Before working with a designer, take time to think deeply about yourself and your business. Identify your audience, core values, tone of voice, and goals. By determining these things, you set a firm foundation to build your brand upon.
Common Font Traits
Before we jump into the different typography types, we will discuss common font types. Each font type contains its own specific traits. This includes characteristics such as weight, style, extended, condensed, or contrasted. Each font type can have any of these font traits.
Light fonts are thinner overall, medium fonts have a mid thickness, and bold fonts are heavy overall. Secondly, italic or oblique fonts are angled uniformly. Condensed fonts are compact, whereas extended fonts are widened. High contrast fonts are contrasted between thicker and thinner parts. On the other hand, low contrast fonts have a uniform variation of weight.

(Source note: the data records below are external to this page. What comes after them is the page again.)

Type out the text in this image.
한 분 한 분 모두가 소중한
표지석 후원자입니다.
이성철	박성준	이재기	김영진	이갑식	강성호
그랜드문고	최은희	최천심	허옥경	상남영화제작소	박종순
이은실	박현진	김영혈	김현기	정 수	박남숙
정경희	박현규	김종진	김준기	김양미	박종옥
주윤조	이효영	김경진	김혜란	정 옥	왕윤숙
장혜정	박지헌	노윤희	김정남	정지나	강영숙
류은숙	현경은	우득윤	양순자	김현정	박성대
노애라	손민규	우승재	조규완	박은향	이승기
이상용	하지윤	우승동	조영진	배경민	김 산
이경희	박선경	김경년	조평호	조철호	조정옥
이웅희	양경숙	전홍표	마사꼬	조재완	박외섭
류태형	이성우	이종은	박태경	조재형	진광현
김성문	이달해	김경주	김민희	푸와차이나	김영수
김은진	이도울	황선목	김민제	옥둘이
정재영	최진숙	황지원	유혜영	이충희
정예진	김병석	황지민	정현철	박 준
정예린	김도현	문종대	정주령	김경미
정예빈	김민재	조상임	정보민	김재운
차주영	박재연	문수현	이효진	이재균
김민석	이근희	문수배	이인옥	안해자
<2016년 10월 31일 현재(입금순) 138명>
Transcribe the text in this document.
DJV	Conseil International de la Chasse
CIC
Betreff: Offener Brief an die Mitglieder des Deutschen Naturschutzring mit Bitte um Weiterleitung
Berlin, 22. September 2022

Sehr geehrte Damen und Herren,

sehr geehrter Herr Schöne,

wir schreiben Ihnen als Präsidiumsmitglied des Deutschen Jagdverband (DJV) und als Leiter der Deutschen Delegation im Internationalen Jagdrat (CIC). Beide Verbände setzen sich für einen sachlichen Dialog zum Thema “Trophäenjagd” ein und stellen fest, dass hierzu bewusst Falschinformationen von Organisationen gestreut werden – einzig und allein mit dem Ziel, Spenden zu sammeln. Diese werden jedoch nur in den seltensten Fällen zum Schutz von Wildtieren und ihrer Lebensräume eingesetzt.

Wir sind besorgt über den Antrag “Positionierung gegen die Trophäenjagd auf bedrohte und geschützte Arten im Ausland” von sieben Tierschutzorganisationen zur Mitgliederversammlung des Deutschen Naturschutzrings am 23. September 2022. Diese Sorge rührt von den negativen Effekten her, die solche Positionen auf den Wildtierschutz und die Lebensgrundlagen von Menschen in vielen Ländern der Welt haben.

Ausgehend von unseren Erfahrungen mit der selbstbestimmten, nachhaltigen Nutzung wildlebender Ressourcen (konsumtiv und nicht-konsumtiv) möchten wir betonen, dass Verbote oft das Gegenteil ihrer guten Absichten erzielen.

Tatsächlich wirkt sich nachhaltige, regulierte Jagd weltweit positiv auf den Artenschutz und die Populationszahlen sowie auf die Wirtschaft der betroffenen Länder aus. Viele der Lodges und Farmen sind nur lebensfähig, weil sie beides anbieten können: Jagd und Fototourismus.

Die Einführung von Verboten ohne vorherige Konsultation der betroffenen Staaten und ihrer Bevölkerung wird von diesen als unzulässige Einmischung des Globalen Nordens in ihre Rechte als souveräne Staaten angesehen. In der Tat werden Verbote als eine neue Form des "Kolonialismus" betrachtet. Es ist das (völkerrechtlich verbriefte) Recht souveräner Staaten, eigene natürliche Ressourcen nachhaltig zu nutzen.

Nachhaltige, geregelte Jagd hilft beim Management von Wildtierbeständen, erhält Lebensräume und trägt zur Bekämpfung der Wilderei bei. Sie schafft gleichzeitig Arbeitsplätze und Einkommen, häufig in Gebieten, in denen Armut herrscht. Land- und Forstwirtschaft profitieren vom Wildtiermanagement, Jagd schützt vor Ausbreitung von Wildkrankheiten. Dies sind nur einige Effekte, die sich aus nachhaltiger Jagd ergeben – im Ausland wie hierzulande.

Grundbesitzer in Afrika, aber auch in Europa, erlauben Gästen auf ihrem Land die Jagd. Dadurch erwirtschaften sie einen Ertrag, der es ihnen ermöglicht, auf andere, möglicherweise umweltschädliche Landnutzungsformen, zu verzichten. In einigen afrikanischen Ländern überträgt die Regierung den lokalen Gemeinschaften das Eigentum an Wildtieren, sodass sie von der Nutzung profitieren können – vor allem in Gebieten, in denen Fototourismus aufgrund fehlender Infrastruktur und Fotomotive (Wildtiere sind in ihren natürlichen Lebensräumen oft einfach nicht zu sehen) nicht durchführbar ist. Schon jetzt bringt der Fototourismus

A serif typeface has decorative ‘feet’ that extend on the ends of the letterforms. The serif at the end of the letter is a gradual curve. This is a more traditional style of font and is typically used for logos or as supporting typography.
Serifs evoke feelings of maturity, timelessness, confidence, luxury, and high-end. This style of typography has great versatility. Many serif typefaces include more details than other font styles. Serifs pair well with san serifs and scripts. The most common uses for Serif typefaces include logos, taglines, and website copy.
The word ‘san’ means without. Therefore, a san serif typeface does not have serifs. This style of font typically maintains uniform thickness and evokes a modern, clean feel.
A san serif is modern, clean, classic, stable, minimal, chic, and honest. San serifs are very versatile, pairing with serifs, slab serifs, scripts, and monospace fonts. The most common uses for san serif typefaces include logos, taglines, and website copy.
Similar to a serif typeface, slab serif has decorative ‘feet’ that extend on the ends of the letterforms. The slab is a more blunt shape, whereas a serif is a more gradual shape.
A Slab Serif is confident, bold, contemporary, friendly, and solid. Slab serifs pair best with san serifs or scripts. The most common uses for slab serif typefaces include logos and headlines.
Script typefaces resemble handwriting or calligraphy and evoke a charming, fancy feeling. The letterforms are meant to connect to one another as cursive would. This font style should not be used for large areas of text and should not have kearning applied.
Scripts are personal, fun, feminine, creative, and whimsical. When selecting scripts in your brand, it is important to ensure legibility. Script fonts pair with serifs and san-serifs. The most common uses for script typefaces include logos and accent fonts.
A monospaced typeface has a fixed with. Meaning, all the letterforms have the same width. This style of font was originally used in coding and computer programming. This can offer a minimal, unique feel.
Monospace fonts evoke minimal, unique, legible, simple, solid, modern feelings. Monospace fonts pair best with san serif typefaces. The most common uses for monospace typefaces include accent text and website copy.